The 21-year-old outfielder has primarily batted leadoff, too, which is particularly intriguing given that the Pirates don't currently have an ideal leadoff hitter. Entering Monday, Tabata's 17 stolen bases were a league high.
Pittsburgh was in no rush to hurry Tabata to the Majors, especially given his age. Management went into the season wanting Tabata to prove that he can be consistent with his offensive approach over a lengthy period of time. He's done it for six weeks so far, but the Pirates would like to see him extend that out even further.
How he might handle his first bit of adversity, too, will give management a good read on whether he's mentally ready for the step up.

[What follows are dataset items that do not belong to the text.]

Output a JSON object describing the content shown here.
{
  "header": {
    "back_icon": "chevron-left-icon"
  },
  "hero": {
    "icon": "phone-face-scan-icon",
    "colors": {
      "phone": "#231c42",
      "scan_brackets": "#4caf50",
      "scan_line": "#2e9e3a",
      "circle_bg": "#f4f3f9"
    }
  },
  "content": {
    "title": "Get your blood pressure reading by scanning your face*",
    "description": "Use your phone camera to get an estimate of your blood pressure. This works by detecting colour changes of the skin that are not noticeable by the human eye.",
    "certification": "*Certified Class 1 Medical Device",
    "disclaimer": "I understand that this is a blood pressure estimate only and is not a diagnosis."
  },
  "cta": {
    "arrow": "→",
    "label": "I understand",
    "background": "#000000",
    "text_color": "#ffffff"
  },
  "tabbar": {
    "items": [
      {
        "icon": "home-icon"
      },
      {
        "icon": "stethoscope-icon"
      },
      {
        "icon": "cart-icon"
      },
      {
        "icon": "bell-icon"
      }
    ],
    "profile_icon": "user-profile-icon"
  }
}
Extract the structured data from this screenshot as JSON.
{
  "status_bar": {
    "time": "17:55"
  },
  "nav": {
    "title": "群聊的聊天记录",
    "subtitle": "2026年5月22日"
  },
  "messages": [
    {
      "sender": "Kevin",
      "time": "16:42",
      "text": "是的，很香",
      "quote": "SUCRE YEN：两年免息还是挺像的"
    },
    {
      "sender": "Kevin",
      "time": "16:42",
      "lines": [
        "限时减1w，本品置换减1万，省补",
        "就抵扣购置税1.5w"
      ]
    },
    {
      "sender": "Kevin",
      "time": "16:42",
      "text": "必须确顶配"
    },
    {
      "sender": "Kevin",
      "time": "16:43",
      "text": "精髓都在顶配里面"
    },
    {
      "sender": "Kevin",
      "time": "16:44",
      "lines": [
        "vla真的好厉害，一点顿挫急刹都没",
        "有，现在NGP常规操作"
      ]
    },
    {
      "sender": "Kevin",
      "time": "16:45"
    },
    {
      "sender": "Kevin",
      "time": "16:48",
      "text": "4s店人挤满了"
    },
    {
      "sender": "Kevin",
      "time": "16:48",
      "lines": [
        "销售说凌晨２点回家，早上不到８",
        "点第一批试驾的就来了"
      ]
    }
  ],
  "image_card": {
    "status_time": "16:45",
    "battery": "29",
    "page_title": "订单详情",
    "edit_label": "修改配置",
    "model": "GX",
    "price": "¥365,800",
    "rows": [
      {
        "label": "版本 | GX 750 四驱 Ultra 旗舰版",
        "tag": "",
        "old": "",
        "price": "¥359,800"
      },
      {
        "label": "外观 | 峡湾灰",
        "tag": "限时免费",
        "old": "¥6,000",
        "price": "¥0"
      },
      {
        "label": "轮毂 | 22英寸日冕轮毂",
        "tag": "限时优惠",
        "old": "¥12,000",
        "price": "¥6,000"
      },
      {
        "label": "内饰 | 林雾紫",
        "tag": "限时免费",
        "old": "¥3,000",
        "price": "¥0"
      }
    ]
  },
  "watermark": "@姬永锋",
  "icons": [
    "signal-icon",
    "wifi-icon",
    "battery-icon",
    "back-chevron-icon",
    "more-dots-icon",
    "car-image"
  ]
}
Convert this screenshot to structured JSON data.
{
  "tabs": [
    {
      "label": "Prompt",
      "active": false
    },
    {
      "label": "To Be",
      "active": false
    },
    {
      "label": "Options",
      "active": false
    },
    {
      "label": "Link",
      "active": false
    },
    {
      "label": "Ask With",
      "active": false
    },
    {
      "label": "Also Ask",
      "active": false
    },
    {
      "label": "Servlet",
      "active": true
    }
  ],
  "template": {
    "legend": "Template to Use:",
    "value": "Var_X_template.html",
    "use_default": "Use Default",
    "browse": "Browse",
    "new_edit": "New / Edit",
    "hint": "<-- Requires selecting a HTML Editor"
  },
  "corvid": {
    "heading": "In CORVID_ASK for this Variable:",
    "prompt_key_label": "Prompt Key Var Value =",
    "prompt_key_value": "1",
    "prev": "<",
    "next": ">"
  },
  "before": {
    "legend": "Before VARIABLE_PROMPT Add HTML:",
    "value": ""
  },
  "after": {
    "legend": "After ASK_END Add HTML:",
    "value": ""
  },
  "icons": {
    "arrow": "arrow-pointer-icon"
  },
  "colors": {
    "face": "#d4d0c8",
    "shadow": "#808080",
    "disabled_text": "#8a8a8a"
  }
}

"Sometimes it's tough to stay patient with a 21-year-old, but he's doing so many things right and so many things that we've asked him to do," Huntington said. "He's going to force our hand at some point in time. We've still got some issues to work through, but it's been very positive to date."
Fans often point to Tabata's lack of power as the biggest concern, though the Pirates don't necessarily see it as such. Though Tabata hit .293 combined at Double-A and Triple-A last season, only 29 of his 106 hits went for extra bases. Only five left the park.
This year, Tabata has nine extra-base hits, two of which were home runs. It's not exactly the power production typically desired from a corner outfielder, but Huntington downplayed those concerns.
"We're talking about a 21-year-old in Triple-A that is actually fulfilling our organization belief -- that is hit over power and power will develop," Huntington said. "There is a track record of guys who have been quality Minor League hitters that hit over power, that have bat speed and athleticism -- all the traits that Jose has -- that develop power at the Major League level."
Once the Pirates see the sustained consistency and continued maturity from Tabata that they are seeking, he'll be in Pittsburgh. That is expected to be sometime this summer. Right field remains Tabata's most likely fit, and the Pirates could open up a spot there by shifting Garrett Jones to first.